My life has been nurtured and influenced by amazing and strong women at every stage. My mother, who died two years ago just after her 101st birthday, was a strong woman, filled with grace and grit. Her mother brought her to this country when my mother was a six-year old. Their border crossing of the Atlantic was dangerous. My grandmother was violently ill and did her best to hide it so she and her children could live in this land of welcome and opportunity. She made it. She never learned much English, but I have glorious memories of helping her make pasta in an Italian kitchen in this new land. She was an amazing woman, filled with grace and grit. God allowed me to marry a beautiful woman of grace and grit. She bore us two beautiful daughters, filled with grace and grit. (Whenever we had a dog it was a male, just to give a little balance.) Rachel’s mother was a pioneering pastor in the wild west in the 1930s, a gifted woman of grace and grit. My closest pastoral colleague worked alongside me for 25 years, a woman of grace and grit. My life journey and my faith journey have been formed and nurtured by amazing women of grace and grit. All these women were and are beautiful inside and out, filled with grace and grit. I am the richer for knowing all of them.

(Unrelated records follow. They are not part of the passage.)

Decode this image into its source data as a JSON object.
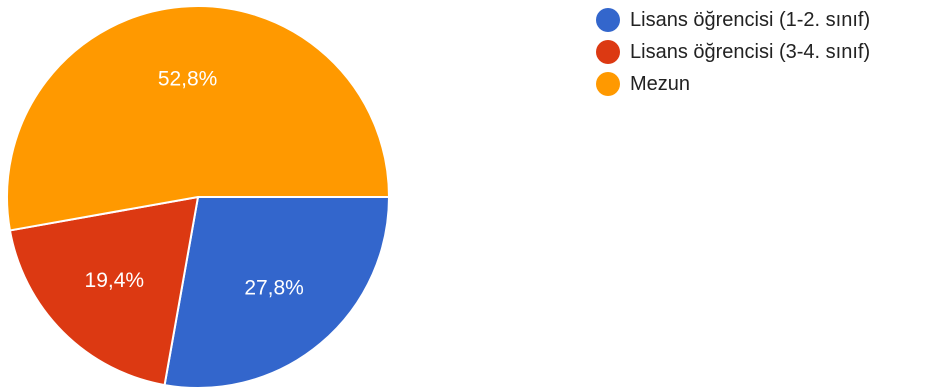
{
  "chart_data": {
    "type": "pie",
    "title": "",
    "slices": [
      {
        "label": "Lisans öğrencisi (1-2. sınıf)",
        "value": 27.8,
        "display": "27,8%",
        "color": "#3366cc"
      },
      {
        "label": "Lisans öğrencisi (3-4. sınıf)",
        "value": 19.4,
        "display": "19,4%",
        "color": "#dc3912"
      },
      {
        "label": "Mezun",
        "value": 52.8,
        "display": "52,8%",
        "color": "#ff9900"
      }
    ],
    "legend_position": "right",
    "start_angle": "3 o'clock",
    "direction": "clockwise"
  }
}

Their fingerprints are indelibly imprinted on my soul.

 

The lectionary, daily and Sundays, has had me thinking of such women of late. I read of how God used Esther to save her people. I have read of Naomi and Ruth. They were not barren, but bereaved of their men. Naomi models trusting God even in bitter times and experiencing God’s mighty working through her Moabite daughter by marriage. Ruth, from Moab—a foreigner to Israel, and outsider!—is mentioned in Matthew 1 in the genealogy of Jesus. These are women of grace and grit. God has always been using such women to keep God’s story alive.

 

I mean no put down to my gender, though I love this nugget from Sojourner Truth. “Where did Christ come from? From God and a woman! Man had nothing to do with him.”  In fact, there was a good man alongside Mary, named Joseph, a silent man who stood by Mary in challenging circumstances. The Apostle Paul concludes an often misunderstood passage about women and men: “Nevertheless, in the Lord woman is not independent of man or man independent of woman.  For just as woman came from man, so man comes through woman; but all things come from God.” (1 Corinthians 11:11-12) My life has also been nurtured and shaped by godly men, but not quite as much as by godly women.

 

God hears Hannah’s desperate cries, and in due time, she has her own birth pangs and births a son and names him Samuel. He becomes a key player in God’s salvation story, a consummate leader. He was born of a woman of grace and grit. That was a desperate time in Israel, with the mighty Philistines threatening them from without and the priest Eli’s two corrupt sons threatening Israel from within. God begins the rescue of Israel not with a mighty warrior, but with a barren woman, a woman of grace and grit. Hannah stands in a long line of graced and gritty women that take hold of their birthright and experience God’s favor and pleasure.

 

Birth pangs! This is but the beginning of the birth pangs.” God in Christ is doing a whole new thing. Jesus us building a whole new Temple, not of cold stones but of warm believers with hearts pulsating with new life. Birth pangs signal new life on the way. Jesus is making everything new. Praise be to God in Christ. And thanks to women like Hannah.